In de strafzaak tegen de verdachte, geboren in 1981 en zonder vaste woon- of verblijfplaats in Nederland, heeft de rechtbank Amsterdam op 2 mei 2019 uitspraak gedaan. De verdachte werd beschuldigd van (medeplegen van) (schuld)witwassen van verschillende geldbedragen, waaronder € 975,- en € 96.170,-, die op 31 januari 2017 in Diemen zouden zijn aangetroffen. Tijdens de zitting heeft de officier van justitie, mr. Z. Trokic, en de raadsman, mr. N.C.J. Meijering, hun standpunten naar voren gebracht. De rechtbank heeft vastgesteld dat er bij een doorzoeking van de woning van de verdachte grote geldbedragen zijn aangetroffen, maar dat de verdachte verklaarde dat het geld afkomstig was van zijn familie uit Albanië en bedoeld was voor een operatie.
De rechtbank heeft het standpunt van de officier van justitie en de verdediging overwogen. De officier van justitie heeft geconcludeerd dat de verdachte vrijgesproken moet worden, omdat de legale herkomst van het geld niet met voldoende zekerheid kan worden uitgesloten. De verdediging heeft deze conclusie ondersteund door te wijzen op de verifieerbare verklaring van de verdachte en getuigenverklaringen die zijn verhaal onderbouwen.
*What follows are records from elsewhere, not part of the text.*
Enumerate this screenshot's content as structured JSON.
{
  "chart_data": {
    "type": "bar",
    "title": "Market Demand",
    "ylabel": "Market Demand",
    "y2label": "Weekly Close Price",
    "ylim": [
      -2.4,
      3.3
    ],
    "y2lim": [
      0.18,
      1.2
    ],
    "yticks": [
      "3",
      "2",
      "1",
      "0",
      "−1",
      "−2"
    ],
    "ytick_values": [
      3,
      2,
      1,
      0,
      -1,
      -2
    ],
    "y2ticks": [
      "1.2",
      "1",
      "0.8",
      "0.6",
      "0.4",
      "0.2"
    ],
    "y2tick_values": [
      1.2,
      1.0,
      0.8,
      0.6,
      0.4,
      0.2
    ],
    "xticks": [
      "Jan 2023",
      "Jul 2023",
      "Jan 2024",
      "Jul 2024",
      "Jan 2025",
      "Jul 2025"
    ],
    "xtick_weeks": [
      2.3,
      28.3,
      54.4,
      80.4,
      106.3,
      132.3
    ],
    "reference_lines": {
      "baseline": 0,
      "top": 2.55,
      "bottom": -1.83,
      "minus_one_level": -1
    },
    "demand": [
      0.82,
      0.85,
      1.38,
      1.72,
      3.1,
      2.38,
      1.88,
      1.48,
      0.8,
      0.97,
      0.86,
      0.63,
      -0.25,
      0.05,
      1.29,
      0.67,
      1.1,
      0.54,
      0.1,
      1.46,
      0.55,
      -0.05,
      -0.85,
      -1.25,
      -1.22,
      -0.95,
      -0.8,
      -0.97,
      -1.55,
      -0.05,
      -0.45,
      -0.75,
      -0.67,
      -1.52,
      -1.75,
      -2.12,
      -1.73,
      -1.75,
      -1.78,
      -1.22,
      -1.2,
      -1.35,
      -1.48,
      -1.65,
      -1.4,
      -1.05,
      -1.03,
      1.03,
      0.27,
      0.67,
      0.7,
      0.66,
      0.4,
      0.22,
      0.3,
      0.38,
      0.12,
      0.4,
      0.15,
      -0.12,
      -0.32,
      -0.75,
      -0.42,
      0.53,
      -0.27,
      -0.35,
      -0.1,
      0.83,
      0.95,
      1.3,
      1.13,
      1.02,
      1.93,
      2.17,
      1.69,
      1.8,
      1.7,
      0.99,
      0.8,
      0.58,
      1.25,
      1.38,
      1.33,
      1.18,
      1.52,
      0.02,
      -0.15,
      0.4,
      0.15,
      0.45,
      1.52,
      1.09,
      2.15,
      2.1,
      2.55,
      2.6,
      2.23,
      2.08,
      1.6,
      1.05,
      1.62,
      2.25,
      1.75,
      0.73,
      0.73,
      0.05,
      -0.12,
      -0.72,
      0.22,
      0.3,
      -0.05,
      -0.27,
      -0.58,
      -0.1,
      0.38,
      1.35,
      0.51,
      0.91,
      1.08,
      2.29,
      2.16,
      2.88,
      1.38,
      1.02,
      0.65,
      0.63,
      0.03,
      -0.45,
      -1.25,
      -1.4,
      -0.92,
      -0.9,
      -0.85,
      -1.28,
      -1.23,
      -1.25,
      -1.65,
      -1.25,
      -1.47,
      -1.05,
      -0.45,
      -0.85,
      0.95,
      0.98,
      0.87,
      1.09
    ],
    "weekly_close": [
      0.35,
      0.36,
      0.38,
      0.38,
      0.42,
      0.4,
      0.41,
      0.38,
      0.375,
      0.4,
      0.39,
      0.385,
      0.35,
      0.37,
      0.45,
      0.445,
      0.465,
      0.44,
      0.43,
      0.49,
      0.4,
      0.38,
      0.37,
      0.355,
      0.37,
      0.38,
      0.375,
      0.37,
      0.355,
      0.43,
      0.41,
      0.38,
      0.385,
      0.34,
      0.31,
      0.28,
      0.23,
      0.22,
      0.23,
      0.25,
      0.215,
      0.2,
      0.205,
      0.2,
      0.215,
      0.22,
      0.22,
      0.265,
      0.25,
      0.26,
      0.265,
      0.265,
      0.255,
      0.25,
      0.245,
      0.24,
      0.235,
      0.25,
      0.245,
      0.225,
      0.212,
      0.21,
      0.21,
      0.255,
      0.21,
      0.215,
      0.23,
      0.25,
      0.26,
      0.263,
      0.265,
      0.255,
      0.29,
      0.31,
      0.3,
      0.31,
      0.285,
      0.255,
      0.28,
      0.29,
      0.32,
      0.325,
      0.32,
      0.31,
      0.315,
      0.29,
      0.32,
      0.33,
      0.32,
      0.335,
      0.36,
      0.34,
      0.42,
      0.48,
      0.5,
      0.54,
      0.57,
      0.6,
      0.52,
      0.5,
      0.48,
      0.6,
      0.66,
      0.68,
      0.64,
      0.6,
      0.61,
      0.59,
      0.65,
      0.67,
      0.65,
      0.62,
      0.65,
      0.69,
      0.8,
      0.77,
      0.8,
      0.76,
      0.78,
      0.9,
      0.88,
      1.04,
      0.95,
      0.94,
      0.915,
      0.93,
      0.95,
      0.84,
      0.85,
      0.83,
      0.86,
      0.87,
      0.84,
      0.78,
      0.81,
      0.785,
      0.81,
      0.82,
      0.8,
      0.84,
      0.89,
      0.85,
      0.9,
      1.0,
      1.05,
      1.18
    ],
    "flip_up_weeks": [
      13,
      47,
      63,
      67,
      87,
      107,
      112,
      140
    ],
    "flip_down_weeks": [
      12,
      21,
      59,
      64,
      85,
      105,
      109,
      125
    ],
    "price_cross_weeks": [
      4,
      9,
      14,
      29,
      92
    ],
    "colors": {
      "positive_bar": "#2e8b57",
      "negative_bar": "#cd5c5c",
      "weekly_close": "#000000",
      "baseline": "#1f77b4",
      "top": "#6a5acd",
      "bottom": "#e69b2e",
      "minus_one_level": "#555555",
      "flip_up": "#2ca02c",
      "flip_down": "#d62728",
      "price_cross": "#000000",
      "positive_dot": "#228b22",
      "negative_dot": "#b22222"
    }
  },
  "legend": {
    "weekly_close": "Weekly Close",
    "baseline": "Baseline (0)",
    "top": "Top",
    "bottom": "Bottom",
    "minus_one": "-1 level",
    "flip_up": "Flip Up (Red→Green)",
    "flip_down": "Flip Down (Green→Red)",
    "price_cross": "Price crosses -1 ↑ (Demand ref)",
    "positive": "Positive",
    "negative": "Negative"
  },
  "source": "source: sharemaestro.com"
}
De rechtbank heeft het toetsingskader voor witwassen toegepast en geconcludeerd dat er geen directe link kan worden gelegd tussen het geld en een specifiek misdrijf.
Uiteindelijk heeft de rechtbank geoordeeld dat het niet met voldoende zekerheid kan worden vastgesteld dat het geld van enig misdrijf afkomstig is. Daarom heeft de rechtbank de verdachte vrijgesproken van de tenlastelegging van witwassen. De in beslag genomen voorwerpen worden teruggegeven aan de verdachte, terwijl andere voorwerpen bewaard moeten worden ten behoeve van de rechthebbende. Dit vonnis is uitgesproken op de openbare terechtzitting van 2 mei 2019.